Pochi, nei palazzi romani dell'Unione, sembrano avere il coraggio di prenderne atto. Il diessino Vannino Chiti, ministro per le Riforme, ammette che per il suo schieramento «esiste un problema al Nord», ma giudica «sbagliato» dargli un valore nazionale. A spiegargli come stanno davvero le cose ci pensa allora il capo dei Ds lombardi, Maurizio Martina, il quale punta l'indice dritto contro il governo, denunciando che «al Nord il voto è stato un test politico e non amministrativo». Se la prende con Prodi anche il responsabile per il settentrione dei Ds, Luciano Pizzetti, che usa parole ancora più chiare: «Il buon governo territoriale del centro sinistra viene travolto dal giudizio sulle scelte del governo nazionale».

Da oggi, quindi, assisteremo all'ennesimo psicodramma della sinistra prodiana, che si affannerà per abbozzare in corsa uno straccio di soluzione a un problema che non può risolvere, perché non ha i mezzi per comprendere le domande che piovono dal Nord. Pur con tutte le differenze che passano tra gli elettori di posti diversissimi come Vicenza, Monza e Alessandria, le cose che chiedono a Roma si possono riassumere in due parole: efficienza e modernizzazione. Che vogliono dire tante cose. Un fisco più umano, innanzitutto: e invece, in un anno di governo, Prodi ha recuperato, con gli interessi, i due punti di pressione fiscale che il governo della Cdl era riuscito a tagliare. Ma vogliono dire anche l'alta velocità ferroviaria almeno tra Torino e Lione, il lancio definitivo dello scalo di Malpensa, il Mose a Venezia, l'autostrada pedemontana, i rigassificatori, le centrali elettriche. Tutte cose che il governo Prodi non è in grado di fare, e gli elettori del Nord lo hanno capito benissimo.
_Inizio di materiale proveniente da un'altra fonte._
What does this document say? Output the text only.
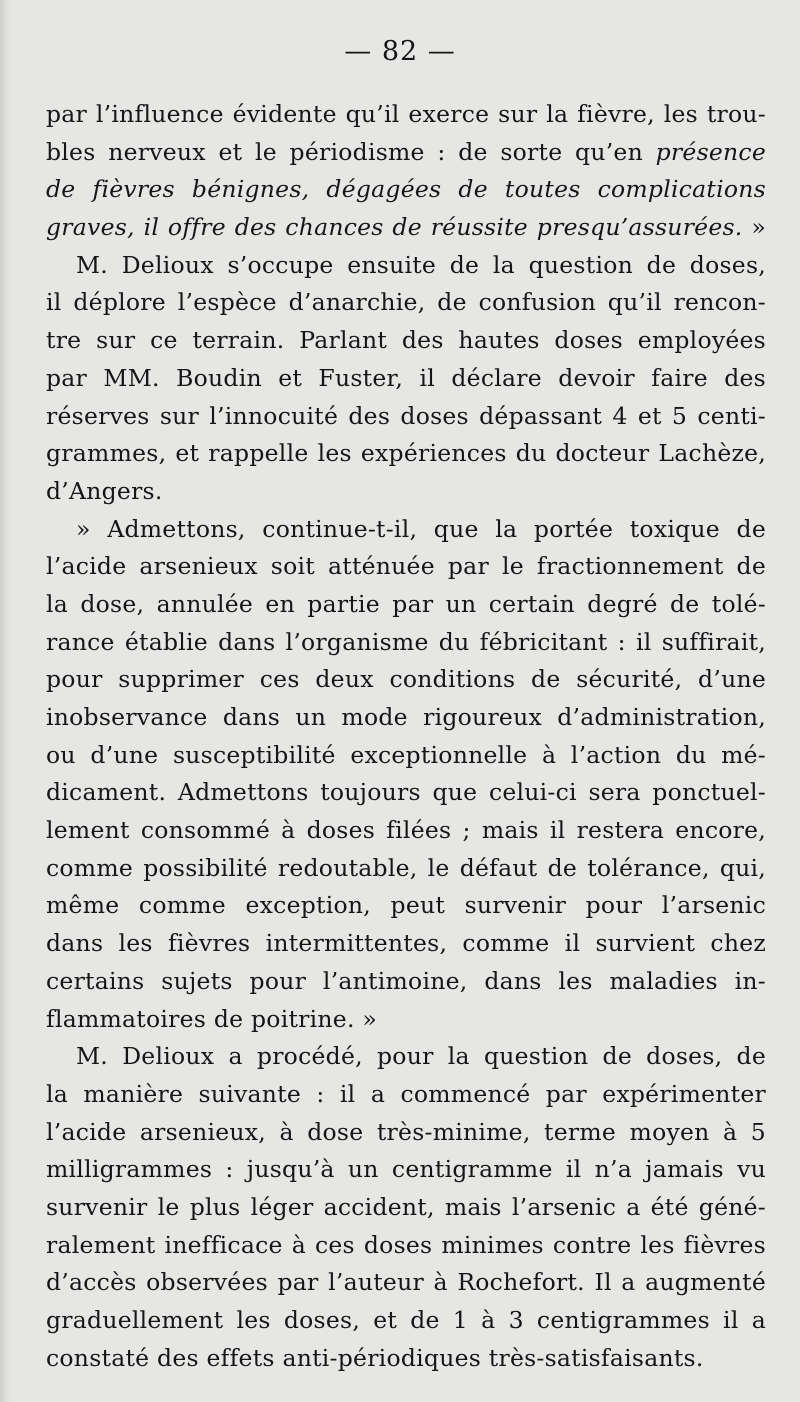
— 82 —
par l’influence évidente qu’il exerce sur la fièvre, les trou-
bles nerveux et le périodisme : de sorte qu’en présence
de fièvres bénignes, dégagées de toutes complications
graves, il offre des chances de réussite presqu’assurées. »
M. Delioux s’occupe ensuite de la question de doses,
il déplore l’espèce d’anarchie, de confusion qu’il rencon-
tre sur ce terrain. Parlant des hautes doses employées
par MM. Boudin et Fuster, il déclare devoir faire des
réserves sur l’innocuité des doses dépassant 4 et 5 centi-
grammes, et rappelle les expériences du docteur Lachèze,
d’Angers.
» Admettons, continue-t-il, que la portée toxique de
l’acide arsenieux soit atténuée par le fractionnement de
la dose, annulée en partie par un certain degré de tolé-
rance établie dans l’organisme du fébricitant : il suffirait,
pour supprimer ces deux conditions de sécurité, d’une
inobservance dans un mode rigoureux d’administration,
ou d’une susceptibilité exceptionnelle à l’action du mé-
dicament. Admettons toujours que celui-ci sera ponctuel-
lement consommé à doses filées ; mais il restera encore,
comme possibilité redoutable, le défaut de tolérance, qui,
même comme exception, peut survenir pour l’arsenic
dans les fièvres intermittentes, comme il survient chez
certains sujets pour l’antimoine, dans les maladies in-
flammatoires de poitrine. »
M. Delioux a procédé, pour la question de doses, de
la manière suivante : il a commencé par expérimenter
l’acide arsenieux, à dose très-minime, terme moyen à 5
milligrammes : jusqu’à un centigramme il n’a jamais vu
survenir le plus léger accident, mais l’arsenic a été géné-
ralement inefficace à ces doses minimes contre les fièvres
d’accès observées par l’auteur à Rochefort. Il a augmenté
graduellement les doses, et de 1 à 3 centigrammes il a
constaté des effets anti-périodiques très-satisfaisants.
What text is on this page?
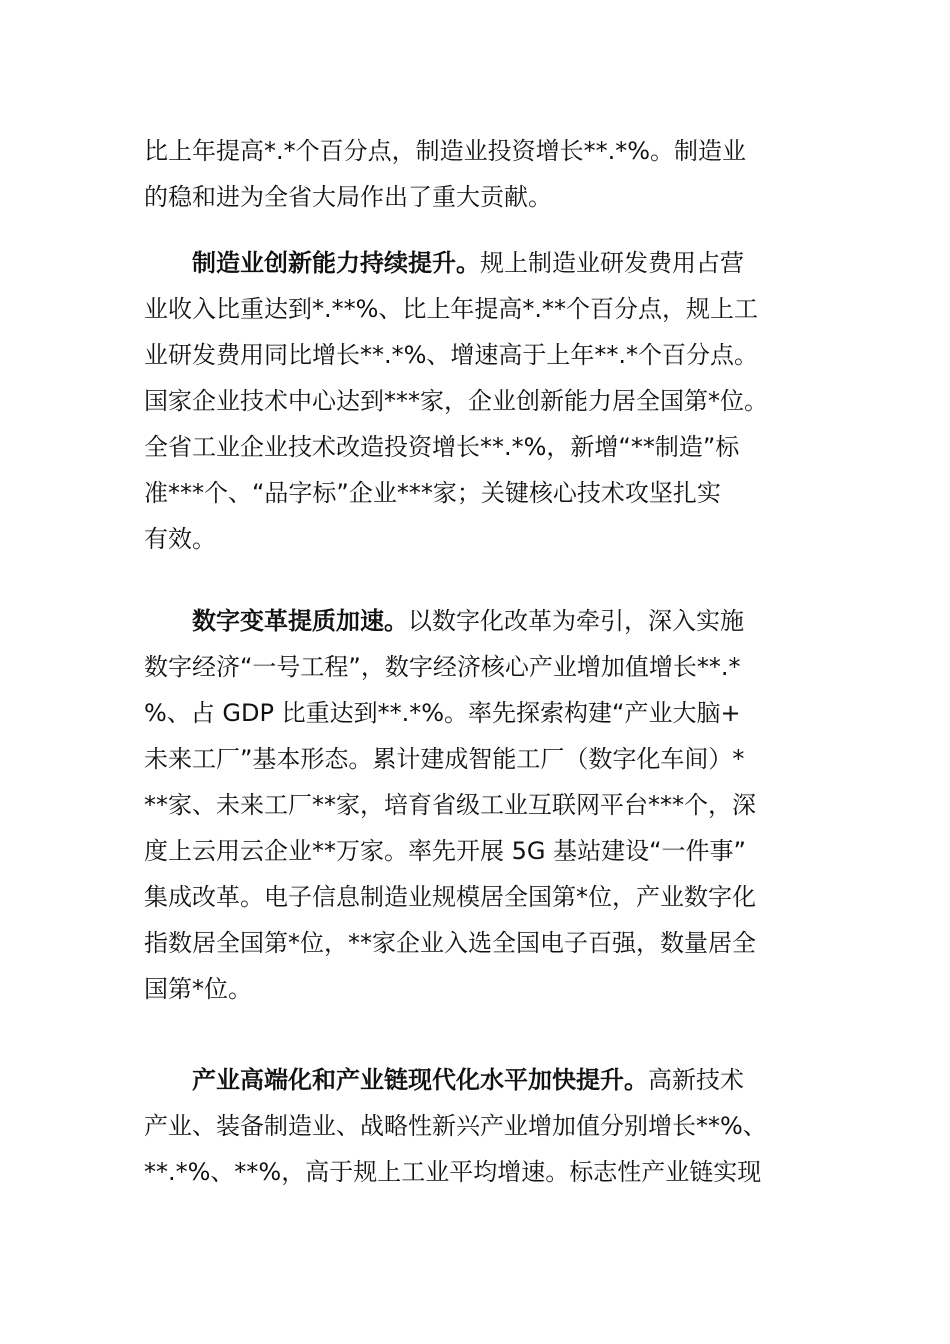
比上年提高*.*个百分点，制造业投资增长**.*%。制造业
的稳和进为全省大局作出了重大贡献。
制造业创新能力持续提升。规上制造业研发费用占营
业收入比重达到*.**%、比上年提高*.**个百分点，规上工
业研发费用同比增长**.*%、增速高于上年**.*个百分点。
国家企业技术中心达到***家，企业创新能力居全国第*位。
全省工业企业技术改造投资增长**.*%，新增“**制造”标
准***个、“品字标”企业***家；关键核心技术攻坚扎实
有效。
数字变革提质加速。以数字化改革为牵引，深入实施
数字经济“一号工程”，数字经济核心产业增加值增长**.*
%、占 GDP 比重达到**.*%。率先探索构建“产业大脑+
未来工厂”基本形态。累计建成智能工厂（数字化车间）*
**家、未来工厂**家，培育省级工业互联网平台***个，深
度上云用云企业**万家。率先开展 5G 基站建设“一件事”
集成改革。电子信息制造业规模居全国第*位，产业数字化
指数居全国第*位，**家企业入选全国电子百强，数量居全
国第*位。
产业高端化和产业链现代化水平加快提升。高新技术
产业、装备制造业、战略性新兴产业增加值分别增长**%、
**.*%、**%，高于规上工业平均增速。标志性产业链实现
Per questo la sinistra del Nord guardava al partito democratico come all'ultimo treno possibile. Ma il primo passo ufficiale, la creazione della "cabina di regia" del futuro partito, è stato compiuto come peggio non si poteva. Con Chiamparino che, leggendo i 45 nomi dell'elenco, quasi piangeva: «Tutto il Nord è penalizzato. Non c'è nessun rappresentante di quella che definiamo "questione settentrionale". È grave». Non per Berlusconi, che anche al Nord può contare sull'aiuto involontario di Prodi e Fassino. Alla prova dei fatti, i suoi migliori alleati restano loro.

© Libero. Pubblicato il 29 maggio 2007.